Resign Aman! 3 Cara Hitung Berapa Dana Darurat Sebelum Resign

MochiMochi
Bacaan 11 menit
berapa dana darurat sebelum resign

Pernahkah kamu merasa terbangun di Senin pagi dengan perasaan berat, lalu dalam hati berbisik, “Aku ingin berhenti hari ini juga”? Keinginan untuk resign atau berhenti kerja adalah hal yang sangat manusiawi, terutama bagi Gen Z yang sangat menghargai kesehatan mental dan keseimbangan hidup. Namun, sebelum kamu mengirimkan email pengunduran diri ke HRD, ada satu pertanyaan krusial yang wajib dijawab dengan angka pasti: sebenarnya berapa dana darurat sebelum resign yang harus ada di rekeningmu?

Memutuskan untuk meninggalkan pekerjaan tanpa persiapan finansial yang matang sering disebut sebagai rage quitting. Meski terasa memuaskan di saat itu, dampaknya bisa sangat menyakitkan dalam jangka panjang. Tanpa mengetahui hitungan berapa dana darurat sebelum resign, kamu berisiko terjebak dalam kecemasan baru, yaitu ketidakpastian cara membayar tagihan bulan depan. Artikel ini akan membedah secara mendalam langkah demi langkah untuk memastikan transisi karirmu berjalan mulus tanpa drama saldo nol rupiah.

Kenapa Harus Tahu Berapa Dana Darurat Sebelum Resign?

Banyak orang berpikir bahwa dana darurat umum sama saja dengan dana darurat untuk resign. Padahal, keduanya memiliki fungsi yang sedikit berbeda. Dana darurat umum disiapkan untuk hal-hal yang tidak terduga, seperti ban bocor, genteng bocor, atau sakit mendadak. Sementara itu, saat kamu berencana berhenti kerja, kamu sedang menghadapi risiko yang sudah diketahui: kehilangan pendapatan tetap. Di sinilah pentingnya memahami berapa dana darurat sebelum resign yang spesifik untuk menutupi masa transisi tersebut.
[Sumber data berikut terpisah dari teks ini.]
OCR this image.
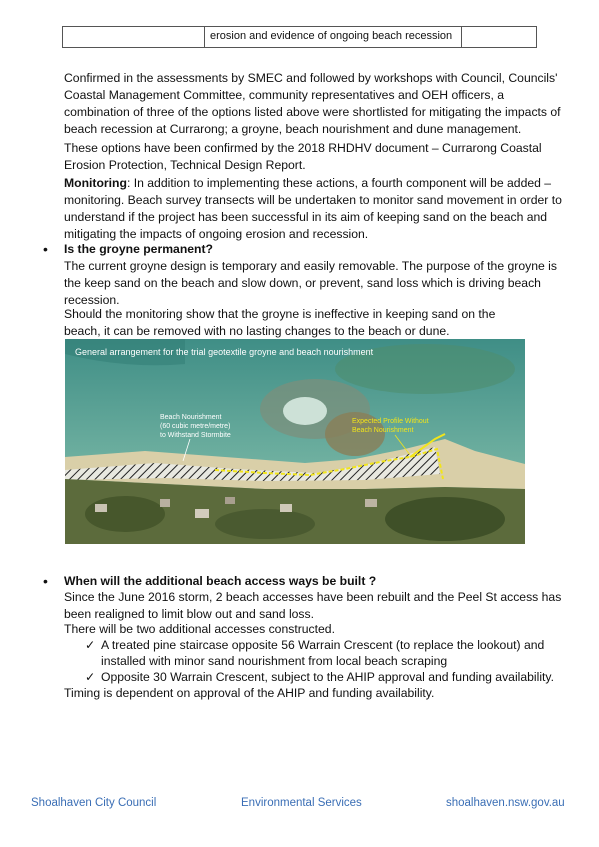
erosion and evidence of ongoing beach recession

Confirmed in the assessments by SMEC and followed by workshops with Council, Councils' Coastal Management Committee, community representatives and OEH officers, a combination of three of the options listed above were shortlisted for mitigating the impacts of beach recession at Currarong; a groyne, beach nourishment and dune management.

These options have been confirmed by the 2018 RHDHV document – Currarong Coastal Erosion Protection, Technical Design Report.

Monitoring: In addition to implementing these actions, a fourth component will be added – monitoring. Beach survey transects will be undertaken to monitor sand movement in order to understand if the project has been successful in its aim of keeping sand on the beach and mitigating the impacts of ongoing erosion and recession.

• Is the groyne permanent?
The current groyne design is temporary and easily removable. The purpose of the groyne is the keep sand on the beach and slow down, or prevent, sand loss which is driving beach recession.
Should the monitoring show that the groyne is ineffective in keeping sand on the beach, it can be removed with no lasting changes to the beach or dune.
General arrangement for the trial geotextile groyne and beach nourishment
Beach Nourishment
(60 cubic metre/metre)
to Withstand Stormbite
Expected Profile Without
Beach Nourishment
• When will the additional beach access ways be built ?
Since the June 2016 storm, 2 beach accesses have been rebuilt and the Peel St access has been realigned to limit blow out and sand loss.
There will be two additional accesses constructed.
✓ A treated pine staircase opposite 56 Warrain Crescent (to replace the lookout) and installed with minor sand nourishment from local beach scraping
✓ Opposite 30 Warrain Crescent, subject to the AHIP approval and funding availability.
Timing is dependent on approval of the AHIP and funding availability.
Shoalhaven City Council	Environmental Services	shoalhaven.nsw.gov.au
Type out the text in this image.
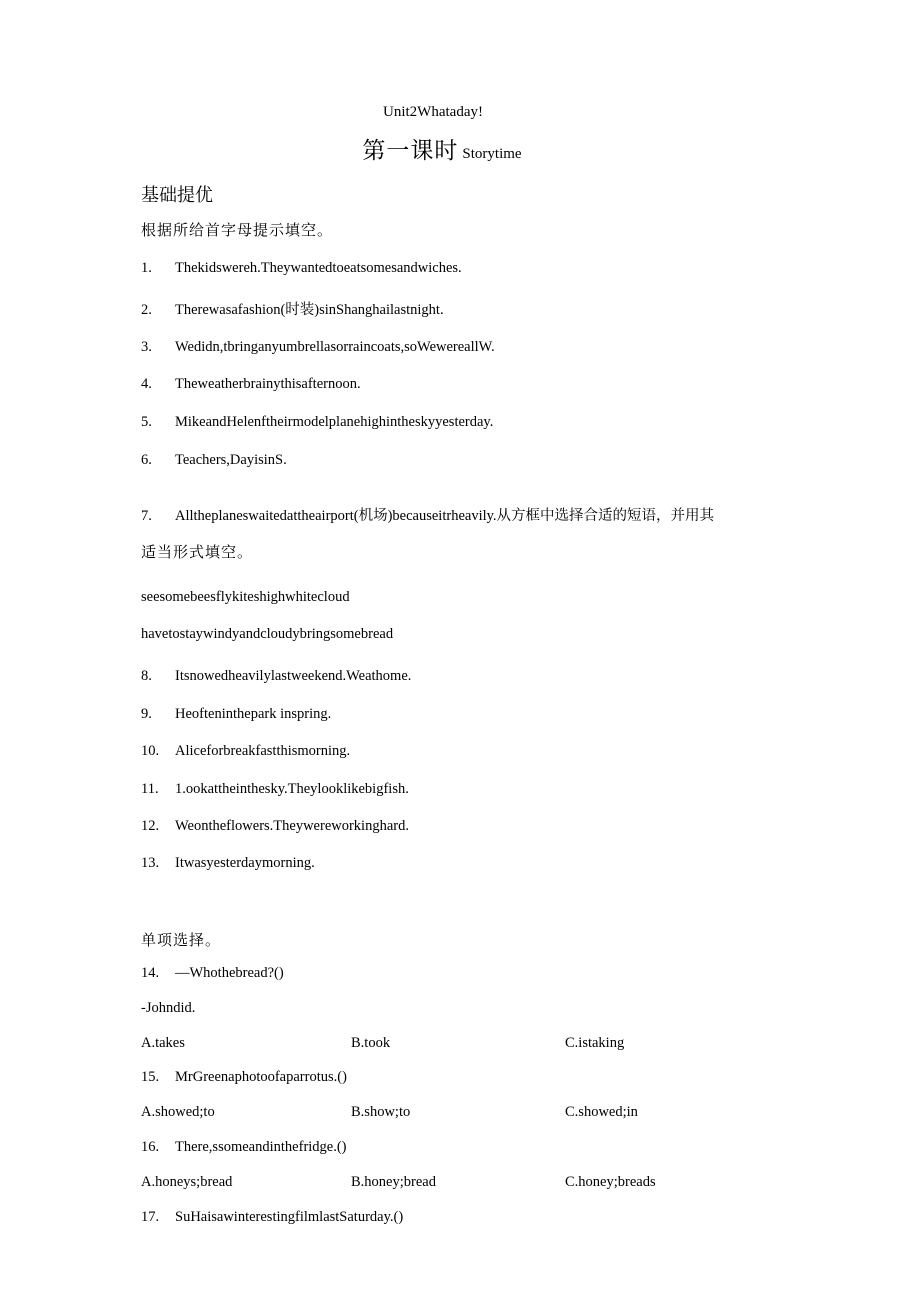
Unit2Whataday!
第一课时 Storytime
基础提优
根据所给首字母提示填空。
1. Thekidswereh.Theywantedtoeatsomesandwiches.
2. Therewasafashion(时装)sinShanghailastnight.
3. Wedidn,tbringanyumbrellasorraincoats,soWewereallW.
4. Theweatherbrainythisafternoon.
5. MikeandHelenftheirmodelplanehighintheskyyesterday.
6. Teachers,DayisinS.
7. Alltheplaneswaitedattheairport(机场)becauseitrheavily.从方框中选择合适的短语，并用其
适当形式填空。
seesomebeesflykiteshighwhitecloud
havetostaywindyandcloudybringsomebread
8. Itsnowedheavilylastweekend.Weathome.
9. Heofteninthepark inspring.
10. Aliceforbreakfastthismorning.
11. 1.ookattheinthesky.Theylooklikebigfish.
12. Weontheflowers.Theywereworkinghard.
13. Itwasyesterdaymorning.
单项选择。
14. —Whothebread?()
-Johndid.
A.takes	B.took	C.istaking
15. MrGreenaphotoofaparrotus.()
A.showed;to	B.show;to	C.showed;in
16. There,ssomeandinthefridge.()
A.honeys;bread	B.honey;bread	C.honey;breads
17. SuHaisawinterestingfilmlastSaturday.()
Risiko Finansial Setelah Berhenti Kerja

Ketika kamu tidak lagi menerima gaji setiap tanggal 25, pengeluaranmu tidak otomatis berhenti. Tagihan listrik, biaya internet untuk mencari lowongan baru, hingga biaya makan sehari-hari tetap berjalan. Jika kamu tidak menghitung berapa dana darurat sebelum resign, kamu mungkin akan terpaksa mengambil pinjaman online atau menguras tabungan masa depan yang seharusnya tidak disentuh. Risiko lainnya adalah kamu menjadi terlalu putus asa dan akhirnya menerima tawaran pekerjaan apa pun yang datang pertama kali, meskipun budaya kerjanya mungkin lebih buruk dari kantor sebelumnya, hanya karena kamu butuh uang.

Bedanya Dana Darurat Umum vs Dana Cadangan Resign

Dana cadangan resign biasanya harus lebih besar daripada dana darurat biasa karena kamu tidak tahu pasti kapan akan mendapatkan gaji kembali.

Fact: Rata-rata durasi pencarian kerja bagi fresh graduate dan junior level di Indonesia — 6 bulan (2025-2026) — Source: Pusat Studi Jawa Timur (pusatstudijatim.id)

Fakta di atas menunjukkan bahwa masa transisi bisa memakan waktu hingga setengah tahun. Jika kamu hanya menyiapkan dana untuk satu atau dua bulan, kamu akan berada dalam posisi yang sangat rentan. Oleh karena itu, riset mengenai berapa dana darurat sebelum resign harus didasarkan pada realita pasar kerja saat ini, bukan sekadar optimisme semu.

3 Simulasi: Berapa Dana Darurat Sebelum Resign yang Kamu Butuhkan?

Kebutuhan setiap orang berbeda-beda tergantung pada status pernikahan, tanggungan, dan rencana setelah resign. Berikut adalah tiga skenario utama untuk membantumu menentukan angka berapa dana darurat sebelum resign yang paling pas.

Skenario 1: Sudah Ada Tawaran Kerja Baru (3x Pengeluaran)

Jika kamu resign karena sudah menandatangani kontrak di perusahaan baru (offering letter sudah di tangan), kamu berada di posisi yang relatif aman. Namun, kamu tetap perlu tahu berapa dana darurat sebelum resign yang ideal. Mengapa tetap butuh? Karena biasanya ada jeda waktu antara hari terakhir di kantor lama dan gajian pertama di kantor baru.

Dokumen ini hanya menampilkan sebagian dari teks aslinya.